Tutto funziona in questo balletto a cominciare dal Prologo, in cui Don Chisciotte sogna Dulcinea e nomina Sancho suo scudiero, e prosegue quando il sipario si apre sulla piazza di un villaggio iberico che ospita le entrées del corpo di ballo e fa da sfondo all’incontro tra "il cavaliere" e Kitri, scambiata per Dulcinea e invitata a ballare un minuetto. Nel secondo atto la location dei mulini a vento e lo spettacolo di marionette degli zingari, che allude alle losche trame del padre di Kitri per impedire le nozze e risveglia nel gentiluomo il furor di paladino, lo vedono trasformarsi in novello Orlando che distrugge tutto, combatte contro i mulini a vento e, in stato di semincoscienza, sogna un giardino incantato dove, in un finto e liricissimo ballet blanc, Amore e la Regina delle Driadi gli riconsegnano Dulcinea.
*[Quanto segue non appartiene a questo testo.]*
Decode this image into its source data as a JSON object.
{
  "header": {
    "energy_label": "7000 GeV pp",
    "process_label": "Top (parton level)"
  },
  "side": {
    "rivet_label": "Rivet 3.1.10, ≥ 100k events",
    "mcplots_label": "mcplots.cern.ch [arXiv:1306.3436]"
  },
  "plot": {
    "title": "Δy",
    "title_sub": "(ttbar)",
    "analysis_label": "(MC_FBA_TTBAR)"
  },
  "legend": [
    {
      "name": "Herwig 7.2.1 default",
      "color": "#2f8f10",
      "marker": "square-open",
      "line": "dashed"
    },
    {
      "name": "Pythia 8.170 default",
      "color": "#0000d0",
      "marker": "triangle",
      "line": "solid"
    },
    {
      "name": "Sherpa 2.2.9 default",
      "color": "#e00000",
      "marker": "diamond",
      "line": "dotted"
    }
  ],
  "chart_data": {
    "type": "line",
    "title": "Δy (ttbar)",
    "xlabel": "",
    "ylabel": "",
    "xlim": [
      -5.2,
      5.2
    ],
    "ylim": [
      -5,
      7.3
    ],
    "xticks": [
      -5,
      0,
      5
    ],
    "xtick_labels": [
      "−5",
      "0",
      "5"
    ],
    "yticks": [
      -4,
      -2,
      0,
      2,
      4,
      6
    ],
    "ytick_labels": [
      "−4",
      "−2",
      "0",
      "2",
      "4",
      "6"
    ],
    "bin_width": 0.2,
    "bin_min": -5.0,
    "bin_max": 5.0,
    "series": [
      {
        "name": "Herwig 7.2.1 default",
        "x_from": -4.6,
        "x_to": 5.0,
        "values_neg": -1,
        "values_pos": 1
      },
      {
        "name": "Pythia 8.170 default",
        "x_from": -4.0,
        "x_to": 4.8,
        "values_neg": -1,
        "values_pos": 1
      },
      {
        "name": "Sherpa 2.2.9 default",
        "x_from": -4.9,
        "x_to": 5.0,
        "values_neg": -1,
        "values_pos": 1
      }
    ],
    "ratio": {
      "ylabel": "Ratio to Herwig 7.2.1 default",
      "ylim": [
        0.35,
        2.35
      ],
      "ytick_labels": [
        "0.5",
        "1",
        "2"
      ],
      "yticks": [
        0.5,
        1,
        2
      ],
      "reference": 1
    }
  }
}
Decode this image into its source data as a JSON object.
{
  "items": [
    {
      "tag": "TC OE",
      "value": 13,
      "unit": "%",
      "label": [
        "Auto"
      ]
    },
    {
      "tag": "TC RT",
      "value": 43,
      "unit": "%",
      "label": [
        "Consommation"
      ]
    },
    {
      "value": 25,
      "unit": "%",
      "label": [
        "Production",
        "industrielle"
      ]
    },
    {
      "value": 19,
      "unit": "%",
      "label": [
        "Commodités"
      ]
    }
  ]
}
E ancora "il cavaliere" è medium vincente nel terzo atto quando nella taverna, di fronte al finto suicidio di Basilio, che spera così di riuscire con un bluff da opera buffa a sposare Kitri, obbliga Lorenzo ad acconsentire al matrimonio e, dopo aver sconfitto Gamache, dà l’avvio alla festa di nozze per poi partire alla volta di nuove imprese.
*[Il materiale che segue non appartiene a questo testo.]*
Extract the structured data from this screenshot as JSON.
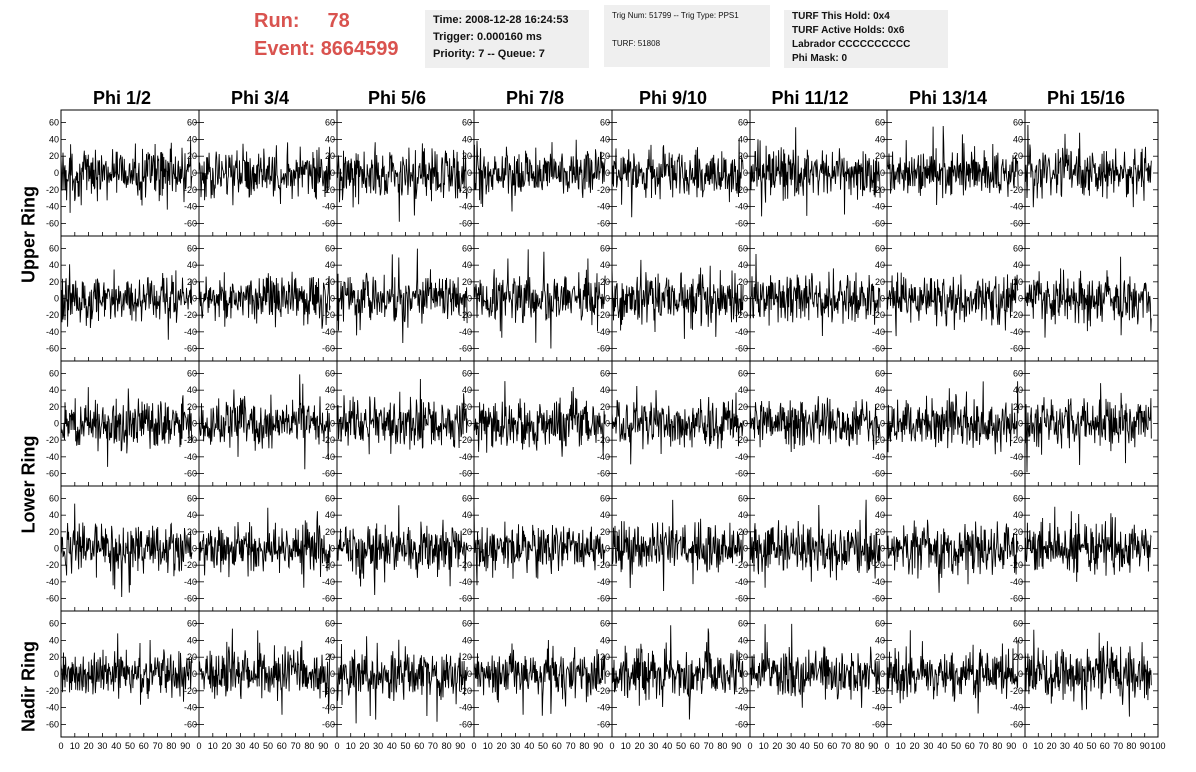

Logico dunque e oltremodo necessario per sostenere la velocità con cui si susseguono i divertissements "a schidionata", poter contare su dei fuoriclasse come Leonide Sarafanov e Natalia Osipa e su un corpo di ballo che si mostra all’altezza sia nelle scene corali pesane di sapore spagnolo, in quelle notturne e zingaresche, in quelle oniriche e poi festive dell’epilogo. In particolare brave sono Beatrice Carbone e Emanuela Montanari, le due amiche di Kitri, con i loro sostenuti pas de chats, a cui fanno eco le misteriose zingare di Laura Caccialanza e Sabrina Galasso, e l’intrigante fandango di Francesca Podini e Mick Zeni.     
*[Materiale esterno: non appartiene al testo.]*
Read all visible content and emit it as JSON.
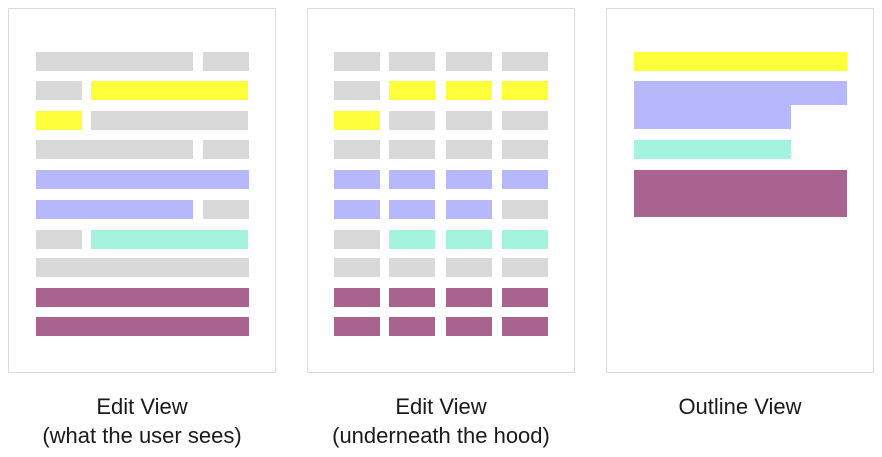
{
  "colors": {
    "gray": "#d9d9d9",
    "yellow": "#ffff3b",
    "blue": "#b7b7fc",
    "teal": "#a3f3df",
    "purple": "#a8638f",
    "panel_border": "#dcdcdc"
  },
  "captions": {
    "edit_view": {
      "title": "Edit View",
      "subtitle": "(what the user sees)"
    },
    "hood_view": {
      "title": "Edit View",
      "subtitle": "(underneath the hood)"
    },
    "outline_view": {
      "title": "Outline View",
      "subtitle": ""
    }
  }
}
Altrettanto convincente è nel "mini" ballet blanc Luana Saullo come Regina delle Driadi quando, circondata da eteree adepte, esegue i fouettés all’italiana e si lancia in un salto in diagonale in arabesque, mentre Amore, una deliziosa Antonella Albano, è impegnato in una serie di ‘preziosismi in punta’. Francesco Sedeńo è un perfetto don Chisciotte, trasognato quanto basta e più mimo che ballerino, mentre Stefano Benedini è un maldestro Sancho Panza che fa da contraltare all’oste Lorenzo di Matthew Endicott, tutto preso a ‘corteggiare’ lo sciocco e buffo Gamache di Vittorio D’Amato.

Dulcis in fundo la coppia Leonid e Natalia spicca nel grand pas de deux del terzo atto in cui a gara le due étoiles ‘si sfidano’ e implicitamente mettono a confronto due ‘giganti’ della danza come il Kirov e il Bol’šoj. Lui schizza come una ‘scheggia’ ed esegue doppi cabrioles en arrière e un manège che termina in coda con le pirouettes à la seconde, lei regala sfavillanti variazioni culminanti nei portentosi fouettes ‘conditi’ con piruoettes à l’italienne. E se Leonid è un prodigio tecnicamente parlando, anche se difetta un po’ di spessore interpretativo di cui Basilio necessiterebbe, è Natalia la vera prima donna fin dal suo ingresso nel celeberrimo ed elettrizzante assolo del ventaglio con il grand jeté en tournant entralacé, il super inarcato cambré, le reiterate pirouettes. Una ballerina davvero eccezionale che ha il suo punto di forza nelle prodigiose batterie eseguite non raso terra ma en l’aire, nella verve, nella facilità con cui balla e sfrontatamente ‘ammicca’ al pubblico, abbacinandolo con la sua bravura di splendida ‘creatura’ del Bol’šoj.